I feared the worst if my uncle didn’t go through with the surgery and I became frustrated when he refused to listen; however, the more I learned about the Chinese medical system, the more I could understand his decision.
Danger on the Front Line
China’s hospitals are plagued with distrust, corruption, and fear. Patients and their families must constantly fight to receive better medical treatment, while physicians operate within a restrictive system that limits their ability to practice. I recently met with Dr. Xiang, a distant relative and oncology physician who shared his experiences with me. “Life is hard for physicians in China. We are paid a very small salary, receive little respect, and are constantly blamed. While an American physician can easily support a family of 4 and live in a large house, I can barely support even one child on my salary alone.”
Due to the long hours and low income, some physicians look for ways to earn extra revenue. This often involves spreading rumours about possible accidents during surgery and accepting hongbao (bribes) to guarantee extra care is taken. Some physicians prescribe unnecessarily expensive medication in order to earn more profit.
After my uncle’s health assessment, the physician passed the medical results directly to his daughter. I was confused as to why my uncle wasn’t allowed to make an informed decision regarding his own treatment. “Physicians are in a dangerous position, being on the frontline of healthcare, “ explained Dr. Xiang. “Despite us having the medical expertise, patients are paranoid about the treatment they are prescribed. If anything goes wrong, despite no one being at fault, patients will blame and sometimes physically attack their physician out of rage. Physicians have been killed or seriously injured this way, therefore we prefer to tell the family instead of the patient directly.” According to a recent news article, angry family members can also be a serious danger.
Dr. Xiang: “We are often accused of being heartless for turning away patients who can’t afford treatment, but we have no other choice. In my early years of practicing, a migrant worker brought in his elderly father who required surgery. He couldn’t pay upfront, so I agreed to charge the majority of the fee after a few days of hospitalization. After spending 9000 RMB of hospital resources on the patient’s treatment, the migrant worker ran off with his father in the middle of the night. As the one responsible for the case, I would be personally held liable if I couldn’t track down the patient. I called the patient’s home multiple times and even went to ask for the money in person – no response. The police wouldn’t even take on the case. In the end, I was lucky that the hospital was willing to cover the medical fees, but I knew they wouldn’t be willing to do it a second time. I learned my lesson – always ask for the fee upfront otherwise suffer the consequences. Patients can’t be trusted.”

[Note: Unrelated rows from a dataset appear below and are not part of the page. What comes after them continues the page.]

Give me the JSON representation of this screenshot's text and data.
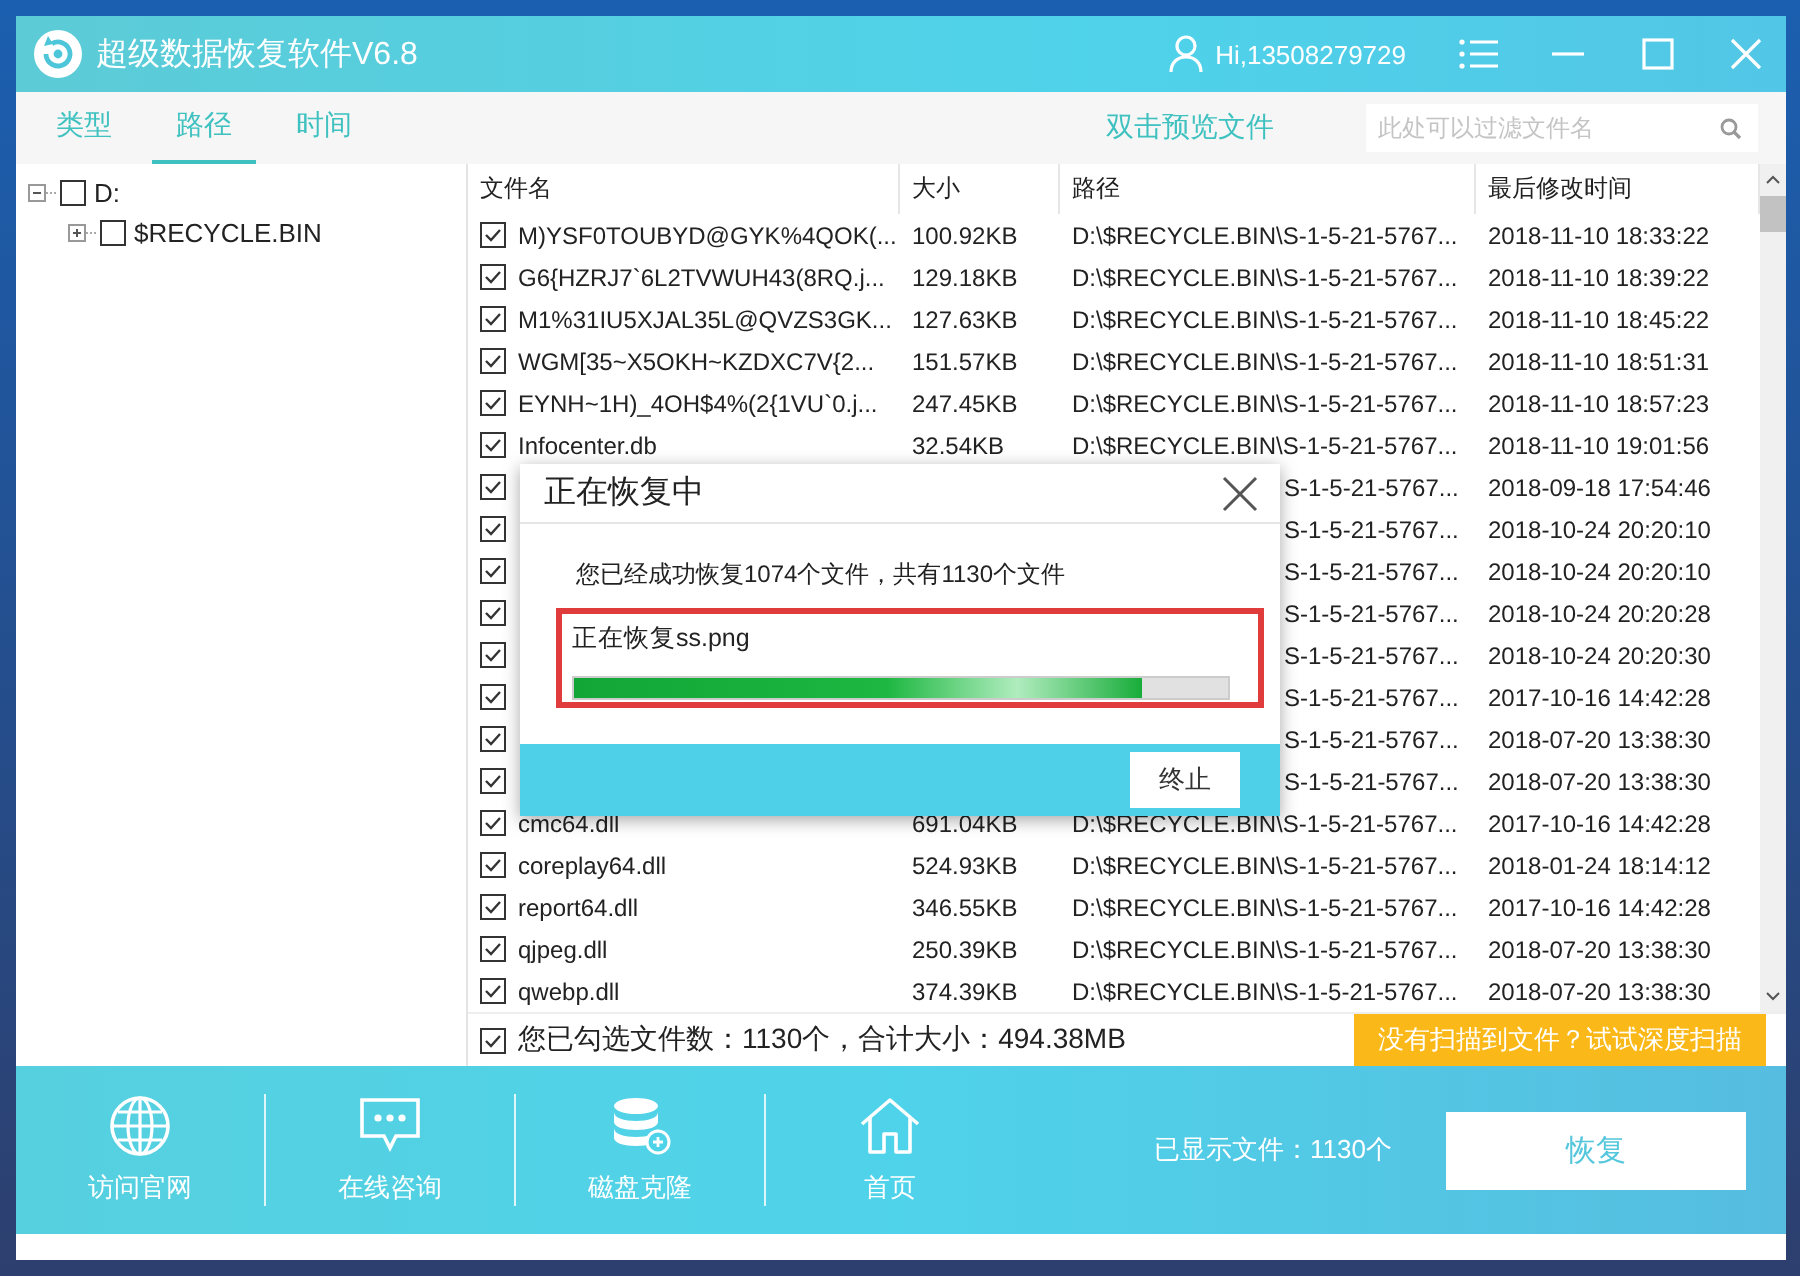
{
  "window": {
    "title": "超级数据恢复软件V6.8",
    "user": "Hi,13508279729"
  },
  "tabs": [
    {
      "label": "类型",
      "selected": false
    },
    {
      "label": "路径",
      "selected": true
    },
    {
      "label": "时间",
      "selected": false
    }
  ],
  "preview_link": "双击预览文件",
  "search": {
    "placeholder": "此处可以过滤文件名"
  },
  "tree": [
    {
      "label": "D:",
      "checked": false,
      "expanded": true,
      "children": [
        {
          "label": "$RECYCLE.BIN",
          "checked": false,
          "expanded": false
        }
      ]
    }
  ],
  "table": {
    "columns": [
      "文件名",
      "大小",
      "路径",
      "最后修改时间"
    ],
    "rows": [
      {
        "kind": "full",
        "checked": true,
        "name": "M)YSF0TOUBYD@GYK%4QOK(...",
        "size": "100.92KB",
        "path": "D:\\$RECYCLE.BIN\\S-1-5-21-5767...",
        "modified": "2018-11-10 18:33:22"
      },
      {
        "kind": "full",
        "checked": true,
        "name": "G6{HZRJ7`6L2TVWUH43(8RQ.j...",
        "size": "129.18KB",
        "path": "D:\\$RECYCLE.BIN\\S-1-5-21-5767...",
        "modified": "2018-11-10 18:39:22"
      },
      {
        "kind": "full",
        "checked": true,
        "name": "M1%31IU5XJAL35L@QVZS3GK...",
        "size": "127.63KB",
        "path": "D:\\$RECYCLE.BIN\\S-1-5-21-5767...",
        "modified": "2018-11-10 18:45:22"
      },
      {
        "kind": "full",
        "checked": true,
        "name": "WGM[35~X5OKH~KZDXC7V{2...",
        "size": "151.57KB",
        "path": "D:\\$RECYCLE.BIN\\S-1-5-21-5767...",
        "modified": "2018-11-10 18:51:31"
      },
      {
        "kind": "full",
        "checked": true,
        "name": "EYNH~1H)_4OH$4%(2{1VU`0.j...",
        "size": "247.45KB",
        "path": "D:\\$RECYCLE.BIN\\S-1-5-21-5767...",
        "modified": "2018-11-10 18:57:23"
      },
      {
        "kind": "full",
        "checked": true,
        "name": "Infocenter.db",
        "size": "32.54KB",
        "path": "D:\\$RECYCLE.BIN\\S-1-5-21-5767...",
        "modified": "2018-11-10 19:01:56"
      },
      {
        "kind": "covered",
        "checked": true,
        "path": "S-1-5-21-5767...",
        "modified": "2018-09-18 17:54:46"
      },
      {
        "kind": "covered",
        "checked": true,
        "path": "S-1-5-21-5767...",
        "modified": "2018-10-24 20:20:10"
      },
      {
        "kind": "covered",
        "checked": true,
        "path": "S-1-5-21-5767...",
        "modified": "2018-10-24 20:20:10"
      },
      {
        "kind": "covered",
        "checked": true,
        "path": "S-1-5-21-5767...",
        "modified": "2018-10-24 20:20:28"
      },
      {
        "kind": "covered",
        "checked": true,
        "path": "S-1-5-21-5767...",
        "modified": "2018-10-24 20:20:30"
      },
      {
        "kind": "covered",
        "checked": true,
        "path": "S-1-5-21-5767...",
        "modified": "2017-10-16 14:42:28"
      },
      {
        "kind": "covered",
        "checked": true,
        "path": "S-1-5-21-5767...",
        "modified": "2018-07-20 13:38:30"
      },
      {
        "kind": "covered",
        "checked": true,
        "path": "S-1-5-21-5767...",
        "modified": "2018-07-20 13:38:30"
      },
      {
        "kind": "full",
        "checked": true,
        "name": "cmc64.dll",
        "size": "691.04KB",
        "path": "D:\\$RECYCLE.BIN\\S-1-5-21-5767...",
        "modified": "2017-10-16 14:42:28"
      },
      {
        "kind": "full",
        "checked": true,
        "name": "coreplay64.dll",
        "size": "524.93KB",
        "path": "D:\\$RECYCLE.BIN\\S-1-5-21-5767...",
        "modified": "2018-01-24 18:14:12"
      },
      {
        "kind": "full",
        "checked": true,
        "name": "report64.dll",
        "size": "346.55KB",
        "path": "D:\\$RECYCLE.BIN\\S-1-5-21-5767...",
        "modified": "2017-10-16 14:42:28"
      },
      {
        "kind": "full",
        "checked": true,
        "name": "qjpeg.dll",
        "size": "250.39KB",
        "path": "D:\\$RECYCLE.BIN\\S-1-5-21-5767...",
        "modified": "2018-07-20 13:38:30"
      },
      {
        "kind": "full",
        "checked": true,
        "name": "qwebp.dll",
        "size": "374.39KB",
        "path": "D:\\$RECYCLE.BIN\\S-1-5-21-5767...",
        "modified": "2018-07-20 13:38:30"
      }
    ]
  },
  "selection": {
    "checked": true,
    "summary": "您已勾选文件数：1130个，合计大小：494.38MB",
    "deep_scan": "没有扫描到文件？试试深度扫描"
  },
  "dialog": {
    "title": "正在恢复中",
    "message": "您已经成功恢复1074个文件，共有1130个文件",
    "current": "正在恢复ss.png",
    "level": 0.87,
    "button": "终止"
  },
  "footer": {
    "nav": [
      {
        "kind": "globe",
        "label": "访问官网"
      },
      {
        "kind": "chat",
        "label": "在线咨询"
      },
      {
        "kind": "disk",
        "label": "磁盘克隆"
      },
      {
        "kind": "home",
        "label": "首页"
      }
    ],
    "shown": "已显示文件：1130个",
    "recover": "恢复"
  }
}
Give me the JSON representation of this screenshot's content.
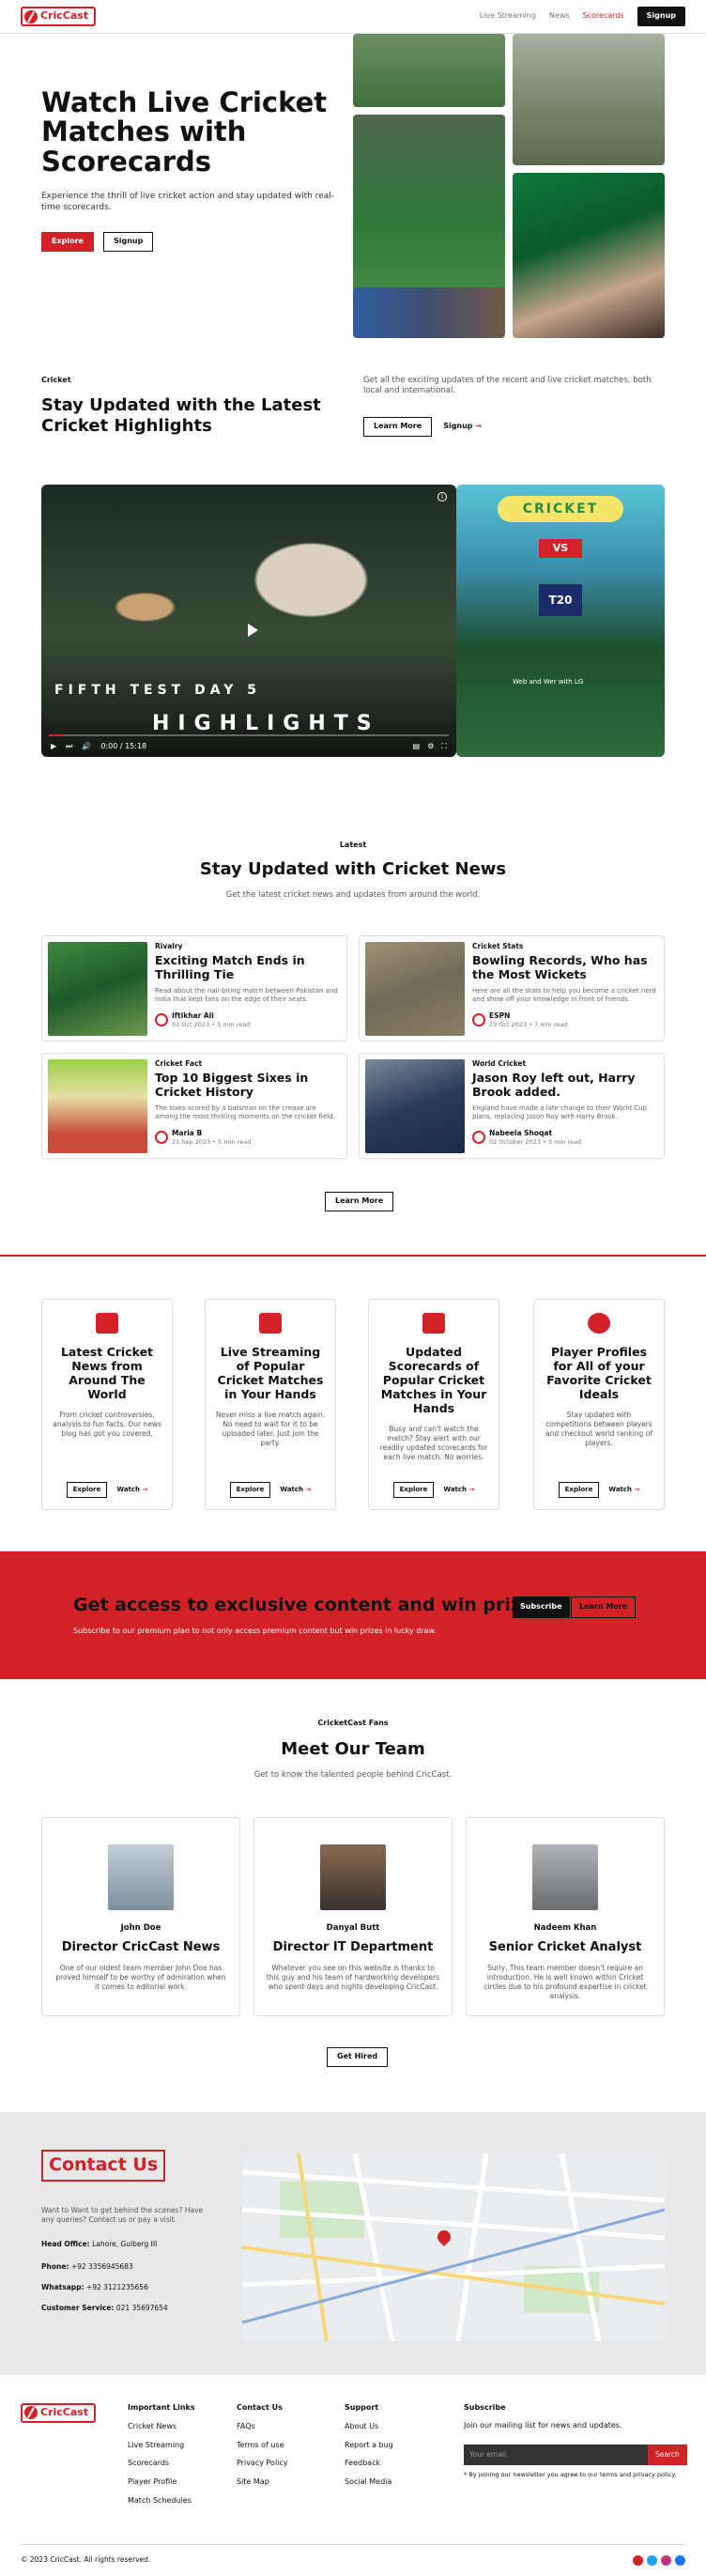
{
  "nav": {
    "brand": "CricCast",
    "items": [
      "Live Streaming",
      "News",
      "Scorecards"
    ],
    "signup": "Signup"
  },
  "hero": {
    "title": "Watch Live Cricket Matches with Scorecards",
    "text": "Experience the thrill of live cricket action and stay updated with real-time scorecards.",
    "explore": "Explore",
    "signup": "Signup"
  },
  "highlights": {
    "tag": "Cricket",
    "title": "Stay Updated with the Latest Cricket Highlights",
    "text": "Get all the exciting updates of the recent and live cricket matches, both local and international.",
    "learn": "Learn More",
    "signup": "Signup"
  },
  "video": {
    "line1": "FIFTH TEST DAY 5",
    "line2": "HIGHLIGHTS",
    "time": "0:00 / 15:18",
    "thumb_top": "CRICKET",
    "thumb_vs": "VS",
    "thumb_t20": "T20",
    "thumb_note": "Web and Wer with LG"
  },
  "news": {
    "tag": "Latest",
    "title": "Stay Updated with Cricket News",
    "sub": "Get the latest cricket news and updates from around the world.",
    "more": "Learn More",
    "cards": [
      {
        "cat": "Rivalry",
        "title": "Exciting Match Ends in Thrilling Tie",
        "desc": "Read about the nail-biting match between Pakistan and India that kept fans on the edge of their seats.",
        "author": "Iftikhar Ali",
        "meta": "03 Oct 2023 • 5 min read"
      },
      {
        "cat": "Cricket Stats",
        "title": "Bowling Records, Who has the Most Wickets",
        "desc": "Here are all the stats to help you become a cricket nerd and show off your knowledge in front of friends.",
        "author": "ESPN",
        "meta": "19 Oct 2023 • 7 min read"
      },
      {
        "cat": "Cricket Fact",
        "title": "Top 10 Biggest Sixes in Cricket History",
        "desc": "The sixes scored by a batsman on the crease are among the most thrilling moments on the cricket field.",
        "author": "Maria B",
        "meta": "21 Sep 2023 • 5 min read"
      },
      {
        "cat": "World Cricket",
        "title": "Jason Roy left out, Harry Brook added.",
        "desc": "England have made a late change to their World Cup plans, replacing Jason Roy with Harry Brook.",
        "author": "Nabeela Shoqat",
        "meta": "02 October 2023 • 3 min read"
      }
    ]
  },
  "features": [
    {
      "title": "Latest Cricket News from Around The World",
      "text": "From cricket controversies, analysis to fun facts. Our news blog has got you covered.",
      "btn": "Explore",
      "link": "Watch"
    },
    {
      "title": "Live Streaming of Popular Cricket Matches in Your Hands",
      "text": "Never miss a live match again. No need to wait for it to be uploaded later. Just join the party.",
      "btn": "Explore",
      "link": "Watch"
    },
    {
      "title": "Updated Scorecards of Popular Cricket Matches in Your Hands",
      "text": "Busy and can't watch the match? Stay alert with our readily updated scorecards for each live match. No worries.",
      "btn": "Explore",
      "link": "Watch"
    },
    {
      "title": "Player Profiles for All of your Favorite Cricket Ideals",
      "text": "Stay updated with competitions between players and checkout world ranking of players.",
      "btn": "Explore",
      "link": "Watch"
    }
  ],
  "cta": {
    "title": "Get access to exclusive content and win prizes.",
    "text": "Subscribe to our premium plan to not only access premium content but win prizes in lucky draw.",
    "subscribe": "Subscribe",
    "learn": "Learn More"
  },
  "team": {
    "tag": "CricketCast Fans",
    "title": "Meet Our Team",
    "sub": "Get to know the talented people behind CricCast.",
    "hire": "Get Hired",
    "members": [
      {
        "name": "John Doe",
        "role": "Director CricCast News",
        "bio": "One of our oldest team member John Doe has proved himself to be worthy of admiration when it comes to editorial work."
      },
      {
        "name": "Danyal Butt",
        "role": "Director IT Department",
        "bio": "Whatever you see on this website is thanks to this guy and his team of hardworking developers who spent days and nights developing CricCast."
      },
      {
        "name": "Nadeem Khan",
        "role": "Senior Cricket Analyst",
        "bio": "Surly, This team member doesn't require an introduction. He is well known within Cricket circles due to his profound expertise in cricket analysis."
      }
    ]
  },
  "contact": {
    "title": "Contact Us",
    "text": "Want to Want to get behind the scenes? Have any queries? Contact us or pay a visit.",
    "office_l": "Head Office:",
    "office": "Lahore, Gulberg III",
    "phone_l": "Phone:",
    "phone": "+92 3356945683",
    "wa_l": "Whatsapp:",
    "wa": "+92 3121235656",
    "cs_l": "Customer Service:",
    "cs": "021 35697654"
  },
  "footer": {
    "brand": "CricCast",
    "c1": "Important Links",
    "c1i": [
      "Cricket News",
      "Live Streaming",
      "Scorecards",
      "Player Profile",
      "Match Schedules"
    ],
    "c2": "Contact Us",
    "c2i": [
      "FAQs",
      "Terms of use",
      "Privacy Policy",
      "Site Map"
    ],
    "c3": "Support",
    "c3i": [
      "About Us",
      "Report a bug",
      "Feedback",
      "Social Media"
    ],
    "c4": "Subscribe",
    "c4t": "Join our mailing list for news and updates.",
    "email": "Your email",
    "search": "Search",
    "note": "* By joining our newsletter you agree to our terms and privacy policy.",
    "copy": "© 2023 CricCast. All rights reserved."
  },
  "colors": {
    "accent": "#d32128",
    "dark": "#111111"
  }
}
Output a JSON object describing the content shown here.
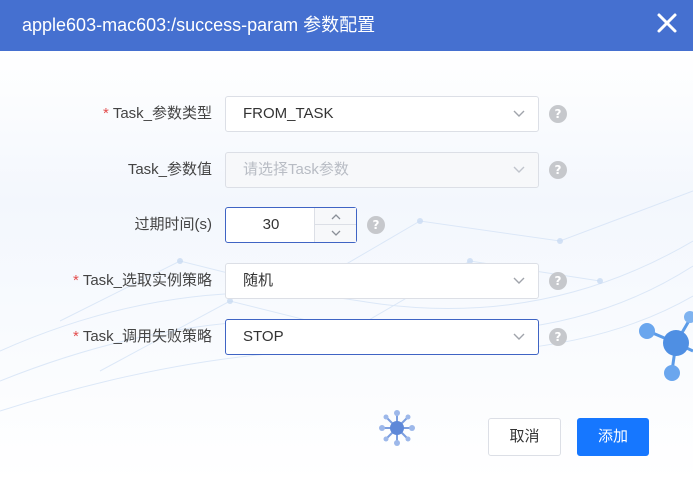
{
  "dialog": {
    "title": "apple603-mac603:/success-param 参数配置"
  },
  "form": {
    "param_type": {
      "required": "*",
      "label": "Task_参数类型",
      "value": "FROM_TASK"
    },
    "param_value": {
      "label": "Task_参数值",
      "placeholder": "请选择Task参数"
    },
    "timeout": {
      "label": "过期时间(s)",
      "value": "30"
    },
    "instance_strategy": {
      "required": "*",
      "label": "Task_选取实例策略",
      "value": "随机"
    },
    "fail_strategy": {
      "required": "*",
      "label": "Task_调用失败策略",
      "value": "STOP"
    },
    "help_glyph": "?"
  },
  "footer": {
    "cancel_label": "取消",
    "confirm_label": "添加"
  },
  "colors": {
    "header_bg": "#4570d0",
    "primary": "#1677ff",
    "required": "#e34d4d"
  },
  "icons": [
    "close-icon",
    "chevron-down-icon",
    "help-icon",
    "arrow-up-icon",
    "arrow-down-icon",
    "network-node-decoration"
  ]
}
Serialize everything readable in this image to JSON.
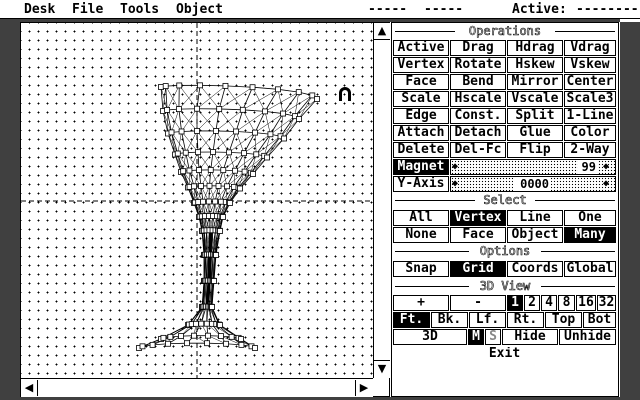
{
  "menu": {
    "items": [
      "Desk",
      "File",
      "Tools",
      "Object"
    ],
    "status_a": "-----",
    "status_b": "-----",
    "active_label": "Active:",
    "active_value": "--------"
  },
  "operations": {
    "title": "Operations",
    "rows": [
      [
        "Active",
        "Drag",
        "Hdrag",
        "Vdrag"
      ],
      [
        "Vertex",
        "Rotate",
        "Hskew",
        "Vskew"
      ],
      [
        "Face",
        "Bend",
        "Mirror",
        "Center"
      ],
      [
        "Scale",
        "Hscale",
        "Vscale",
        "Scale3"
      ],
      [
        "Edge",
        "Const.",
        "Split",
        "1-Line"
      ],
      [
        "Attach",
        "Detach",
        "Glue",
        "Color"
      ],
      [
        "Delete",
        "Del-Fc",
        "Flip",
        "2-Way"
      ]
    ],
    "magnet_label": "Magnet",
    "magnet_value": "99",
    "yaxis_label": "Y-Axis",
    "yaxis_value": "0000"
  },
  "select": {
    "title": "Select",
    "row1": [
      "All",
      "Vertex",
      "Line",
      "One"
    ],
    "row2": [
      "None",
      "Face",
      "Object",
      "Many"
    ],
    "active1": "Vertex",
    "active2": "Many"
  },
  "options": {
    "title": "Options",
    "items": [
      "Snap",
      "Grid",
      "Coords",
      "Global"
    ],
    "active": "Grid"
  },
  "view3d": {
    "title": "3D View",
    "plus": "+",
    "minus": "-",
    "zooms": [
      "1",
      "2",
      "4",
      "8",
      "16",
      "32"
    ],
    "active_zoom": "1",
    "views": [
      "Ft.",
      "Bk.",
      "Lf.",
      "Rt.",
      "Top",
      "Bot"
    ],
    "active_view": "Ft.",
    "mode_3d": "3D",
    "m": "M",
    "s": "S",
    "hide": "Hide",
    "unhide": "Unhide",
    "exit": "Exit"
  },
  "icons": {
    "magnet": "magnet-icon",
    "up": "arrow-up-icon",
    "down": "arrow-down-icon",
    "left": "arrow-left-icon",
    "right": "arrow-right-icon"
  }
}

Chinese physicians operate in a three level system. First-level physicians are department heads, second-level physicians act as floor managers, and the third-level physicians see patients directly. Third-level physicians are the least experienced and are responsible for collecting all patient medical details. This information is passed up to second-level physicians for diagnosis. In particularly difficult cases, the responsibility for diagnosis reaches the first-level. This means that the physicians who diagnose illnesses have limited contact with the patients themselves. At most, first-level physicians see patients once a week.
There are of course many problems that arise: new physicians do not gain the experience of diagnosing illnesses, there is a high probability of miscommunication, and third-level physicians are often blamed for the decisions of their superiors. In addition, physicians' incentives structure rewards published academic papers over quality of patient care provided.
Decades of civil unrest have sown distrust into the fabric of Chinese society, and the design of its healthcare system has only worsened this. “Healthcare in China is flawed on too many levels,” said Dr. Xiang. “It will be many years before we see any real change happening, but I am certain it will happen.”
In the end, my uncle chose to see a traditional Chinese medicine doctor near his village. He was advised to stop working his 80 hour weeks in the factory and is now resting at home. Thankfully his crippling headaches and dizziness have ceased, and I am breathing a long sigh of relief that he’s out of that Chinese hospital.